Going from jail to working Riverplace’s Rockybrook Garden & Gifts on Mendota Road was complicated.
“I’d stand here and clam up and let them browse,” Matney said.
“Now I could sell you a ketchup Popsicle if you were wearing white gloves.”
When she first got out, Matney said nothing seemed normal. Now her life, though different than how she was raised, is her normal.
“Some days you get tired and everything gets a little overwhelming,” she said.
She said she’s paying child support to her ex-mother-in-law. At night she talks to her kids in West Virginia over the Internet. They’re 10, 13 and 14.. She also has a 5-year-old son in Grundy.
Last December she went to visit her daughters for the first time in four years.
“They were sitting on the porch,” she said. “We drove by and I didn’t recognize them. They were babies the last time I’d seen them.”
She hasn’t spent the night anywhere else since she’s joined the program and she’s not allowed to date. She’s also not allowed to drink alcohol.
Still she’s working on anger issues.
“I have a temper,” she said. “If I was having words with someone I’d fight.
“When I didn’t have dope the world wasn’t good and now I don’t even think like that,” she said. “Whenever I have those thoughts of beating the crap out of someone I take those five minutes and I think about what I would lose. I have my kids.
“Now I choose not to get violent,” she said. “I choose now not to get high and I’m not saying life is peachy.”
Matney said she wants to go back to school and get her kids back in her life. It’s a tall order if she can’t save much money or pay her court fines. Until she pays her fines, she can’t get a license to dirve. So she feels a little stuck.
“Right now, this is reality. I can’t tell you I’m gonna get a better job. I don’t know myself. I don’t know what will happen tomorrow.”
Matney walks to work from her apartment on Mendota Road.
She said if she hadn’t joined Riverplace she thinks she probably would have been back in jail after six months, just like the guards said.
“Now I don’t think I’ll go back to jail,” she said.
She’s still not certain of anything.
“I had so much potential and how my life went the way it did blows my mind,” she said.
Nine people have been in the Riverside program. Only one ended up going back to jail. Green’s interviewing four more.
“At my age I don’t have time for jail,” Valentin said. “I should’ve been dead a few times over.”

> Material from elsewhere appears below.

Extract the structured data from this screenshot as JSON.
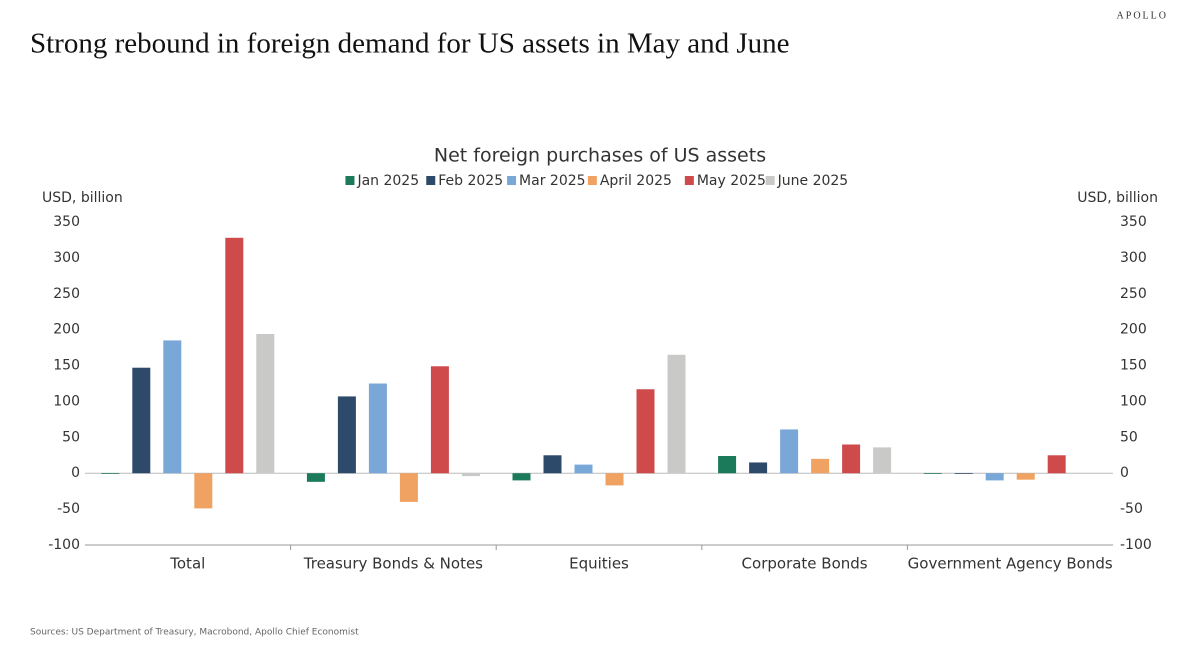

He’ll be off probation in October, but he says it doesn’t really mean much because he’s just going to keep doing what he’s doing.

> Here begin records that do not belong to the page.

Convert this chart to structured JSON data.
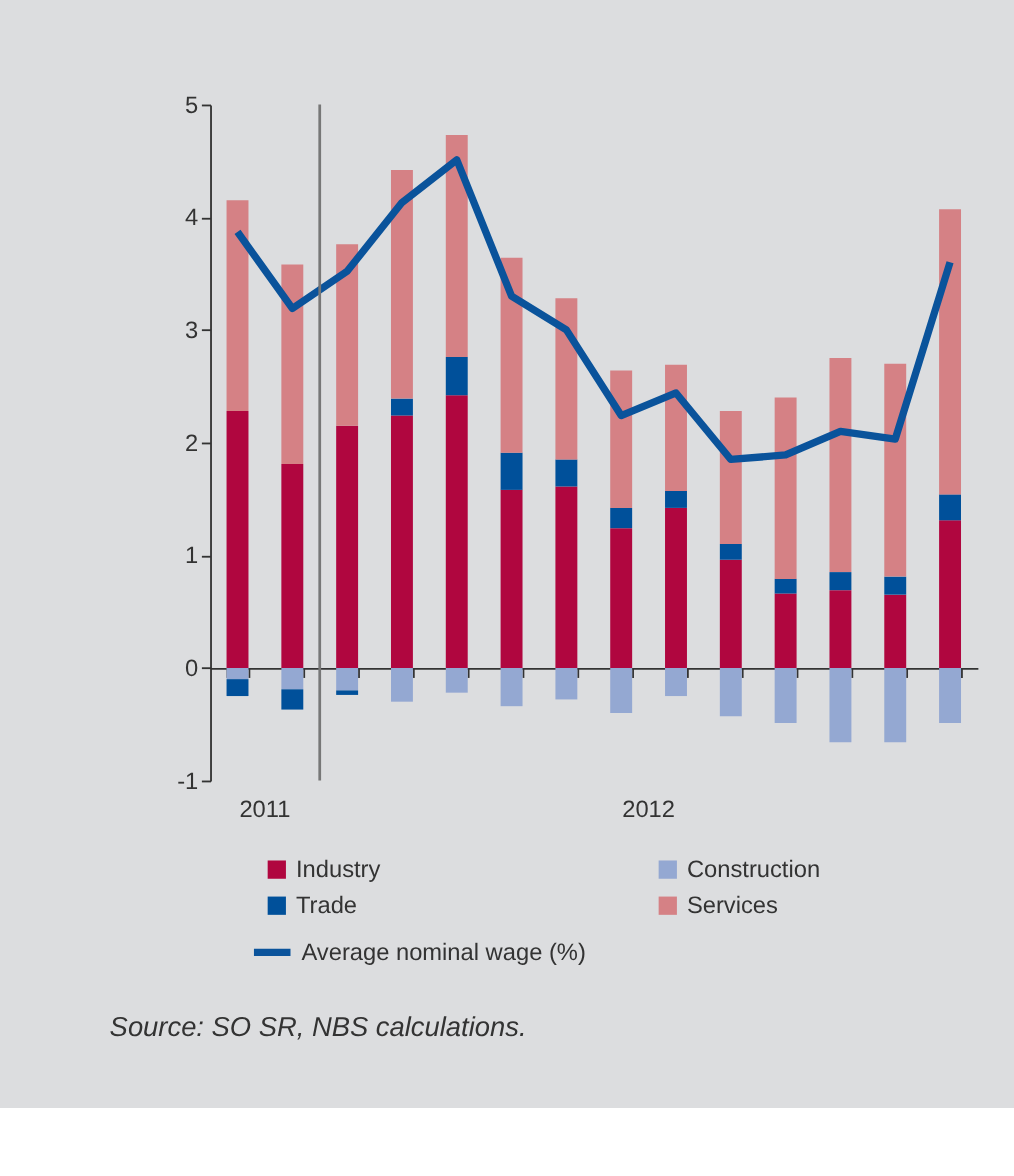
{
  "chart_data": {
    "type": "bar",
    "stacked": true,
    "categories": [
      null,
      null,
      null,
      null,
      null,
      null,
      null,
      null,
      null,
      null,
      null,
      null,
      null,
      null
    ],
    "series": [
      {
        "name": "Construction",
        "color": "#94a8d2",
        "values": [
          -0.1,
          -0.19,
          -0.2,
          -0.3,
          -0.22,
          -0.34,
          -0.28,
          -0.4,
          -0.25,
          -0.43,
          -0.49,
          -0.66,
          -0.66,
          -0.49
        ]
      },
      {
        "name": "Industry",
        "color": "#b0063f",
        "values": [
          2.28,
          1.81,
          2.15,
          2.24,
          2.42,
          1.58,
          1.61,
          1.24,
          1.42,
          0.96,
          0.66,
          0.69,
          0.65,
          1.31
        ]
      },
      {
        "name": "Trade",
        "color": "#00509a",
        "values": [
          -0.15,
          -0.18,
          -0.04,
          0.15,
          0.34,
          0.33,
          0.24,
          0.18,
          0.15,
          0.14,
          0.13,
          0.16,
          0.16,
          0.23
        ]
      },
      {
        "name": "Services",
        "color": "#d58185",
        "values": [
          1.87,
          1.77,
          1.61,
          2.03,
          1.97,
          1.73,
          1.43,
          1.22,
          1.12,
          1.18,
          1.61,
          1.9,
          1.89,
          2.53
        ]
      },
      {
        "name": "Average nominal wage (%)",
        "type": "line",
        "color": "#0a539b",
        "values": [
          3.87,
          3.19,
          3.52,
          4.13,
          4.51,
          3.3,
          3.0,
          2.24,
          2.44,
          1.85,
          1.89,
          2.1,
          2.03,
          3.6
        ]
      }
    ],
    "ylim": [
      -1,
      5
    ],
    "yticks": [
      -1,
      0,
      1,
      2,
      3,
      4,
      5
    ],
    "legend": "bottom",
    "annotations": [
      "2011",
      "2012",
      "Source: SO SR, NBS calculations."
    ]
  }
}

“I’m here for the duration,” he said. “He’s stuck with me and he knows that.”
Valentin said hasn’t had a beer since his release because he would never want to disappoint the Greens.
“After everything they’ve done for me, it’d kill me it I let them down,” he said.
Meanwhile, Lynn is moving in with Valentin. Valentine says he remembers when he first got out. It took some getting used to not having someone tell you when to eat, when to cut the lights out. He knows. He can help.